À la première ligne de notre extrait, le narrateur relate en effet les propos d’Albertine, qui regrettait que son ami reste dans sa chambre au lieu d’aller s’amuser avec elle et leurs amies alors qu’un concert prenait place. Le narrateur se rappelle alors de la musique qui se mélangeait avec les bruits de la mer, dans son esprit, par des métaphores ou plutôt des correspondances, poétiques. Puis, à la ligne 5, il se rappelle de l’impatience ressentie que son jour commence, avec l’arrivée de Françoise et la sorte de rituel de la découverte du jour. Il s’agit de se remémorer des mois ensoleillés passés dans un Balbec immuable, inchangeant, ayant été imaginé d’une certaine façon bien différente pourtant. Et, en dernier lieu, le narrateur évoque la sorte de rituel auquel se livre Françoise en faisant paraître le jour dans le chambre du héros, en tirant les rideaux… dans une ultime métaphore entre ce jour de fin d’été et une momie découverte, qui survit donc au temps et renaît.
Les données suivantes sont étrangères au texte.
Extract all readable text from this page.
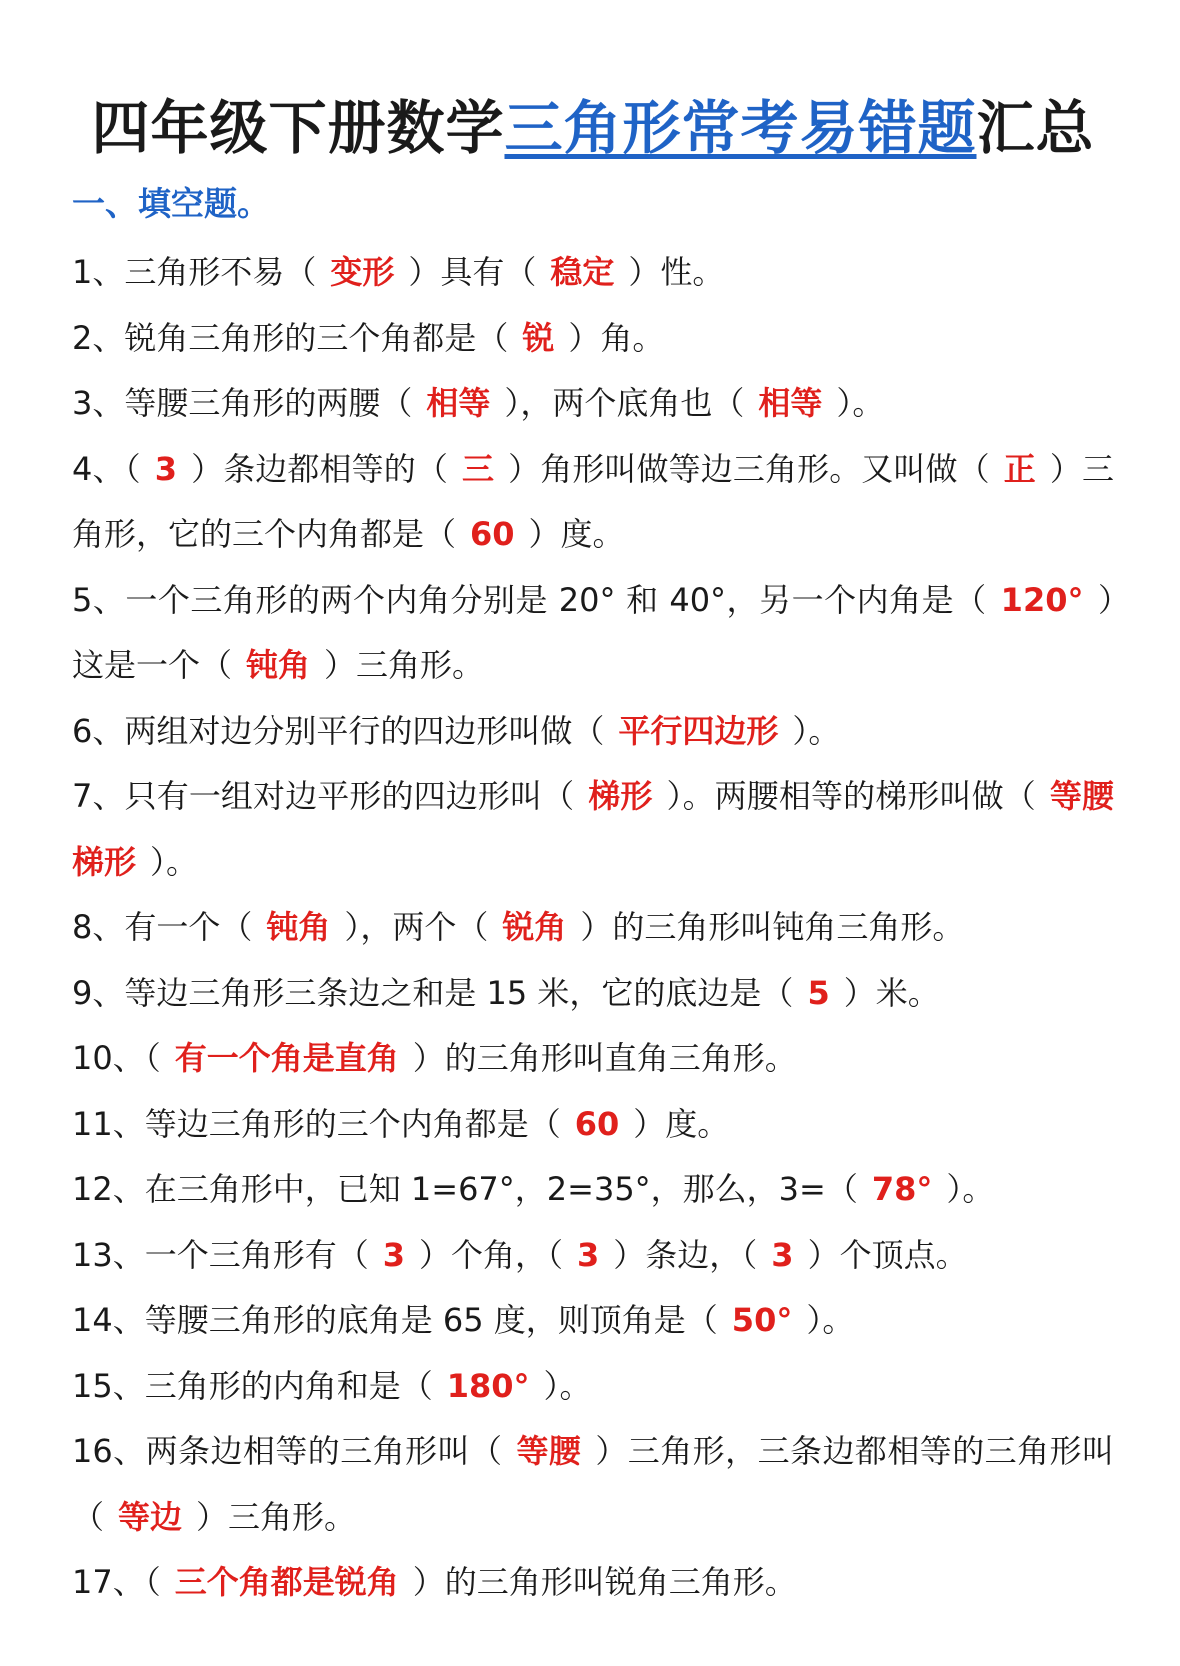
四年级下册数学三角形常考易错题汇总
一、填空题。
1、三角形不易（ 变形 ）具有（ 稳定 ）性。
2、锐角三角形的三个角都是（ 锐 ）角。
3、等腰三角形的两腰（ 相等 ），两个底角也（ 相等 ）。
4、（ 3 ）条边都相等的（ 三 ）角形叫做等边三角形。又叫做（ 正 ）三角形，它的三个内角都是（ 60 ）度。
5、一个三角形的两个内角分别是 20° 和 40°，另一个内角是（ 120° ）这是一个（ 钝角 ）三角形。
6、两组对边分别平行的四边形叫做（ 平行四边形 ）。
7、只有一组对边平形的四边形叫（ 梯形 ）。两腰相等的梯形叫做（ 等腰梯形 ）。
8、有一个（ 钝角 ），两个（ 锐角 ）的三角形叫钝角三角形。
9、等边三角形三条边之和是 15 米，它的底边是（ 5 ）米。
10、（ 有一个角是直角 ）的三角形叫直角三角形。
11、等边三角形的三个内角都是（ 60 ）度。
12、在三角形中，已知 1=67°，2=35°，那么，3=（ 78° ）。
13、一个三角形有（ 3 ）个角，（ 3 ）条边，（ 3 ）个顶点。
14、等腰三角形的底角是 65 度，则顶角是（ 50° ）。
15、三角形的内角和是（ 180° ）。
16、两条边相等的三角形叫（ 等腰 ）三角形，三条边都相等的三角形叫（ 等边 ）三角形。
17、（ 三个角都是锐角 ）的三角形叫锐角三角形。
Cette métaphore peut être interprétée de façon méta-littéraire, la momie en train d’être découverte pouvant alors représenter le texte qui naît, de toutes ces impressions vécues par le héros de la Recherche. Cette fin de roman concentre tout le style de Proust, poétique et fait d’impressions.
Dans quelle mesure cet extrait, étant la fin du roman, illustre-t-il aussi bien l’immortalisation des souvenirs du séjour à Balbec dans la mémoire du héros-narrateur qui se
livre à des impressions esthétiques, que le dévoilement de l’œuvre dans une métaphore finale ?
Tout d’abord, de la première ligne à la ligne 5 : de « Nous avons regardé » à « d’une musique sous-marine », la solitude, l’isolement du héros dans sa chambre lui permet d’éprouver une impression esthétique, par l’ouïe, retranscrite par le narrateur dans un style empreint de métaphores maritimes, qui traversent en réalité la seconde partie du roman. Puis, de la ligne 5 : « Je m’impatientais », à la ligne 11 « émail inerte et factice », le narrateur relate les attentes qu’il avait avait eu, en tant que héros, à propos de Balbec, et les nouvelles attentes auxquelles il s’était ensuite attaché là-bas : d’un Balbec fouetté par la tempête à un Balbec absolument ensoleillé. Enfin, de la ligne 11 à la fin : de « Et tandis que Françoise ôtait les épingles » à « embaumée dans sa robe d’or », on assiste à un retour au rituel effectué par le servante de la famille du héros, qui, en découvrant le jour, ne fait que l’immortaliser pour toujours, alors que le narrateur fait de cette sorte de cérémonie la métaphore du désemmaillotement d’une momie, et l’auteur une métaphore de son oeuvre en dévoilement.